Based on a growing body of evidence supporting earlier treatment, a number of health agencies -- including the U.S. Department of Health and Human Services and the International AIDS Society, USA -- have updated their guidelines to recommend treatment initiation at <350. As WHO strives to lead the fight against the global HIV/AIDS epidemic, the agency's guidelines must also be updated to reflect these current data.
The trend toward earlier treatment initiation is based on several factors. First and foremost is the mounting evidence demonstrating its major positive health impacts, including improved survival and reduced disease progression. In addition, several studies have shown that earlier treatment initiation is a cost effective intervention, reducing healthcare costs by preventing the need for extended hospital stays, as well as improving life expectancy.
Other factors in the movement toward earlier initiation include the vast improvement in the effectiveness and tolerance of newer antiretroviral medications and the fact that successfully treated patients are at a lower risk of transmitting the virus.
HIV/AIDS patients in high-income, industrialized nations are now benefiting from updated guidelines based on these new data. However, it is in resource-constrained settings -- for which WHO guidelines are largely intended -- that an earlier treatment threshold would make the most significant difference. Under health policy guided by the current WHO recommendations, an HIV-positive patient with a CD4 cell count greater than 200 seeking treatment in a resource-constrained country, such as many in sub-Saharan Africa, is likely to be told to return months later when his/her HIV infection may have progressed. Within those months, opportunistic infections could take that patient's life -- a death that could be prevented by earlier initiation of treatment.
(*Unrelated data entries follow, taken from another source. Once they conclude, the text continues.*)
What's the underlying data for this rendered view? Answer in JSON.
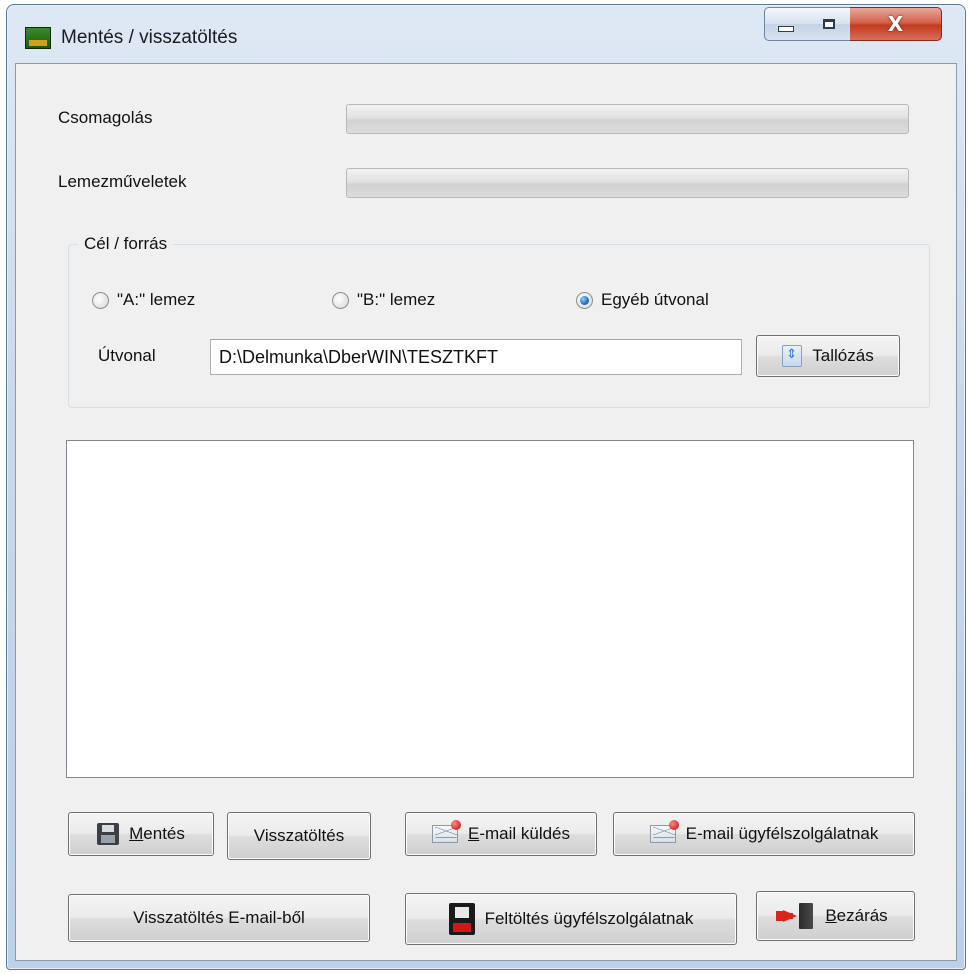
{
  "window": {
    "title": "Mentés / visszatöltés",
    "close_glyph": "X"
  },
  "progress": {
    "packing_label": "Csomagolás",
    "packing_value": 0,
    "disk_label": "Lemezműveletek",
    "disk_value": 0
  },
  "target": {
    "group_title": "Cél / forrás",
    "radio_a": "\"A:\" lemez",
    "radio_b": "\"B:\" lemez",
    "radio_other": "Egyéb útvonal",
    "selected": "other",
    "path_label": "Útvonal",
    "path_value": "D:\\Delmunka\\DberWIN\\TESZTKFT",
    "browse_label": "Tallózás"
  },
  "buttons": {
    "save_key": "M",
    "save_rest": "entés",
    "restore": "Visszatöltés",
    "email_send_key": "E",
    "email_send_rest": "-mail küldés",
    "email_support": "E-mail ügyfélszolgálatnak",
    "restore_email": "Visszatöltés E-mail-ből",
    "upload_support": "Feltöltés ügyfélszolgálatnak",
    "close_key": "B",
    "close_rest": "ezárás"
  },
  "icons": {
    "save": "floppy-icon",
    "email": "mail-icon",
    "upload": "floppy-red-icon",
    "close": "exit-door-icon",
    "browse": "browse-icon"
  }
}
The leadership of both WHO and UNAIDS on this issue will have an enormous impact on the clinical practices in resource-constrained countries reliant on the agency's guidance to shape national health policy. In November of last year, when a large-scale study conclusively confirmed the benefits of early treatment for HIV-positive infants, WHO responded by revising its treatment initiation guidelines, recommending HAART for all infants under 12 months of age with confirmed HIV infection, irrespective of clinical or immunological stage. A similar revision must now be made to benefit the tens of millions of adults living with HIV/AIDS worldwide.
Raising WHO's recommended treatment initiation threshold from a CD4+ T cell count of <200 to <350 would remove one more barrier to accessing lifesaving HIV/AIDS treatment and have a positive economic impact on resource-constrained countries, ultimately reducing the healthcare costs associated with the treatment of preventable HIV/AIDS-related conditions. Most importantly, this change could significantly improve health outcomes, increasing the odds of survival for millions of people living with HIV/AIDS in the developing world.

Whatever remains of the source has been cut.